Thank you for the clear answer. I now understand how dynare expectation opeariton works. Considering this, i rearranged my code in which i have a similar form `exp(-V(+1)/chi)/E_t[exp(-V(+1)/chi)]` where chi is robustness parameter.
I have written above expression as `EV = -(V(+1)/chi);` and the original term is `exp((-V(+1)/chi)-EV)` where exp() is a nonlinear function as you suggest.
I was expecting to have different irf responses whenever i change the value of chi. Yet i always am taking the same irf with different chi values.
My first response was to check whether i have written the ratio in a correct way.
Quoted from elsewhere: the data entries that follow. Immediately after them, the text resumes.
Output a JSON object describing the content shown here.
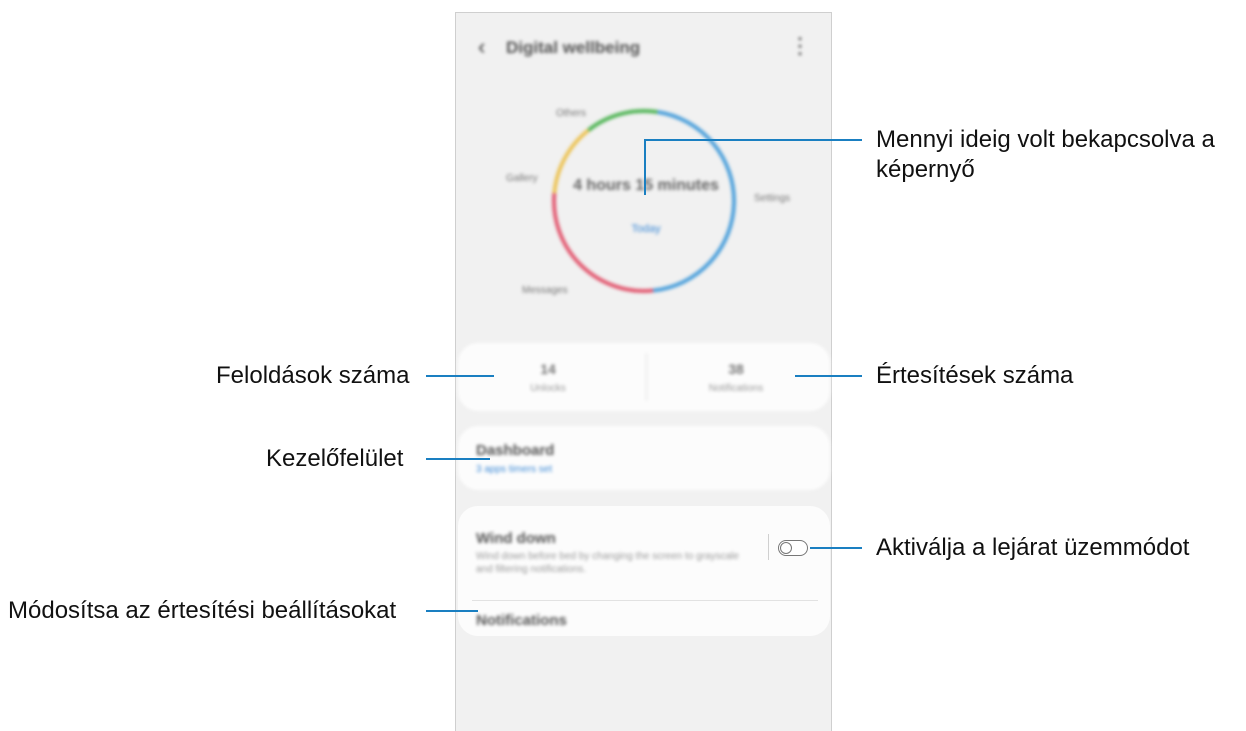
{
  "app": {
    "title": "Digital wellbeing",
    "back_icon": "chevron-left-icon",
    "more_icon": "more-vert-icon"
  },
  "chart_data": {
    "type": "pie",
    "donut": true,
    "slices": [
      {
        "label": "Settings",
        "value": 46,
        "color": "#4fa1db"
      },
      {
        "label": "Messages",
        "value": 28,
        "color": "#e25b72"
      },
      {
        "label": "Gallery",
        "value": 13,
        "color": "#ecc459"
      },
      {
        "label": "Others",
        "value": 13,
        "color": "#54b659"
      }
    ],
    "center_text": "4 hours 15 minutes",
    "center_link": "Today"
  },
  "stats": {
    "unlocks_value": "14",
    "unlocks_label": "Unlocks",
    "notifications_value": "38",
    "notifications_label": "Notifications"
  },
  "dashboard": {
    "title": "Dashboard",
    "subtitle": "3 apps timers set"
  },
  "wind_down": {
    "title": "Wind down",
    "description": "Wind down before bed by changing the screen to grayscale and filtering notifications.",
    "toggle_on": false,
    "notifications_label": "Notifications"
  },
  "annotations": {
    "screen_time": "Mennyi ideig volt bekapcsolva a képernyő",
    "unlocks": "Feloldások száma",
    "notifications": "Értesítések száma",
    "dashboard": "Kezelőfelület",
    "wind_down": "Aktiválja a lejárat üzemmódot",
    "notification_settings": "Módosítsa az értesítési beállításokat"
  }
}
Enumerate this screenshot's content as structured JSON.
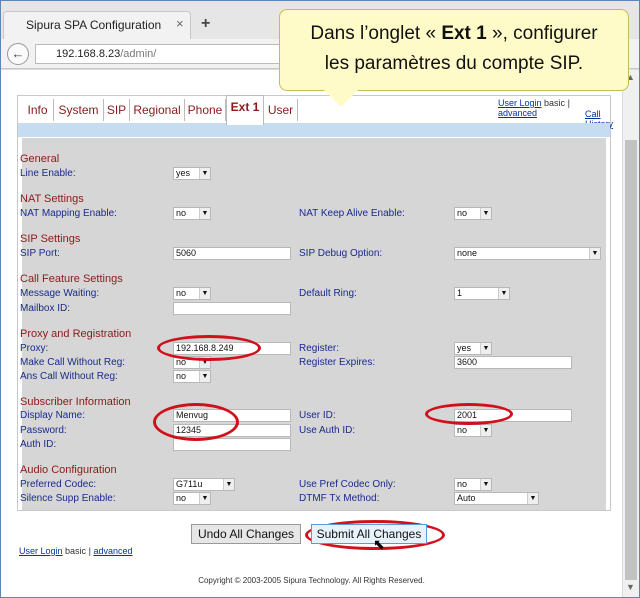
{
  "browser": {
    "tab_title": "Sipura SPA Configuration",
    "tab_close": "×",
    "new_tab": "+",
    "url_host": "192.168.8.23",
    "url_path": "/admin/",
    "back": "←"
  },
  "callout": {
    "line1_pre": "Dans l’onglet « ",
    "line1_bold": "Ext 1",
    "line1_post": " », configurer",
    "line2": "les paramètres du compte SIP."
  },
  "tabs": [
    "Info",
    "System",
    "SIP",
    "Regional",
    "Phone",
    "Ext 1",
    "User"
  ],
  "active_tab": "Ext 1",
  "toplinks": {
    "user_login": "User Login",
    "basic": "basic",
    "sep": "|",
    "advanced": "advanced",
    "call_history": "Call History"
  },
  "sections": {
    "general": "General",
    "nat": "NAT Settings",
    "sip": "SIP Settings",
    "call_feature": "Call Feature Settings",
    "proxy": "Proxy and Registration",
    "subscriber": "Subscriber Information",
    "audio": "Audio Configuration"
  },
  "fields": {
    "line_enable": {
      "label": "Line Enable:",
      "value": "yes"
    },
    "nat_mapping": {
      "label": "NAT Mapping Enable:",
      "value": "no"
    },
    "nat_keepalive": {
      "label": "NAT Keep Alive Enable:",
      "value": "no"
    },
    "sip_port": {
      "label": "SIP Port:",
      "value": "5060"
    },
    "sip_debug": {
      "label": "SIP Debug Option:",
      "value": "none"
    },
    "msg_waiting": {
      "label": "Message Waiting:",
      "value": "no"
    },
    "default_ring": {
      "label": "Default Ring:",
      "value": "1"
    },
    "mailbox": {
      "label": "Mailbox ID:",
      "value": ""
    },
    "proxy": {
      "label": "Proxy:",
      "value": "192.168.8.249"
    },
    "register": {
      "label": "Register:",
      "value": "yes"
    },
    "make_call": {
      "label": "Make Call Without Reg:",
      "value": "no"
    },
    "reg_expires": {
      "label": "Register Expires:",
      "value": "3600"
    },
    "ans_call": {
      "label": "Ans Call Without Reg:",
      "value": "no"
    },
    "display_name": {
      "label": "Display Name:",
      "value": "Menvug"
    },
    "user_id": {
      "label": "User ID:",
      "value": "2001"
    },
    "password": {
      "label": "Password:",
      "value": "12345"
    },
    "use_auth": {
      "label": "Use Auth ID:",
      "value": "no"
    },
    "auth_id": {
      "label": "Auth ID:",
      "value": ""
    },
    "pref_codec": {
      "label": "Preferred Codec:",
      "value": "G711u"
    },
    "use_pref": {
      "label": "Use Pref Codec Only:",
      "value": "no"
    },
    "silence": {
      "label": "Silence Supp Enable:",
      "value": "no"
    },
    "dtmf": {
      "label": "DTMF Tx Method:",
      "value": "Auto"
    }
  },
  "buttons": {
    "undo": "Undo All Changes",
    "submit": "Submit All Changes"
  },
  "footer": {
    "user_login": "User Login",
    "basic": "basic",
    "sep": "|",
    "advanced": "advanced",
    "copyright": "Copyright © 2003-2005 Sipura Technology. All Rights Reserved."
  },
  "arrow": "▼",
  "highlight_color": "#d0101a"
}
Now i am sure about that part yet i am clearly doing something else wrong.
Does exp() function have another property rather than being nonlinear - like it takes expectation inside etc.- or am i missing something obvious.
Here is my code if you want to look at.
Thanks again.
Robust_Simple.mod (8.68 KB)

As mentioned in my first reply, you need
order>1
If you only do a linear approximation, all nonlinearities are gone.

I am sorry for that confusion but even if i change the order to 2 i obtain the same IRFs.
I will rebuild the code and inform the forum about the progress.

``````again has the expectations around both expressions and is identical to 1.
You are not using a nonlinear transformation of the expectations themselves.``````

again has the expectations around both expressions and is identical to 1.
You are not using a nonlinear transformation of the expectations themselves.

I believe i did the nonlinear transformation using the nonlinear function exp().

[code]EV = -(V(+1)/chi);

exp((-V(+1)/chi)-EV); [/code]
Does second line perform a nonlinear transformation right?

As a 2nd option i have written the expression at top as:

``(1 + (1/1)*(-V(+1)/chi-EV) + (1/2)*(-V(+1)/chi-EV)^2 + (1/6)*(-V(+1)/chi-EV)^3)``

(which is actually a 3rd order approximtion around 0) so that i can solve the model with order=2. The IRFs are still same.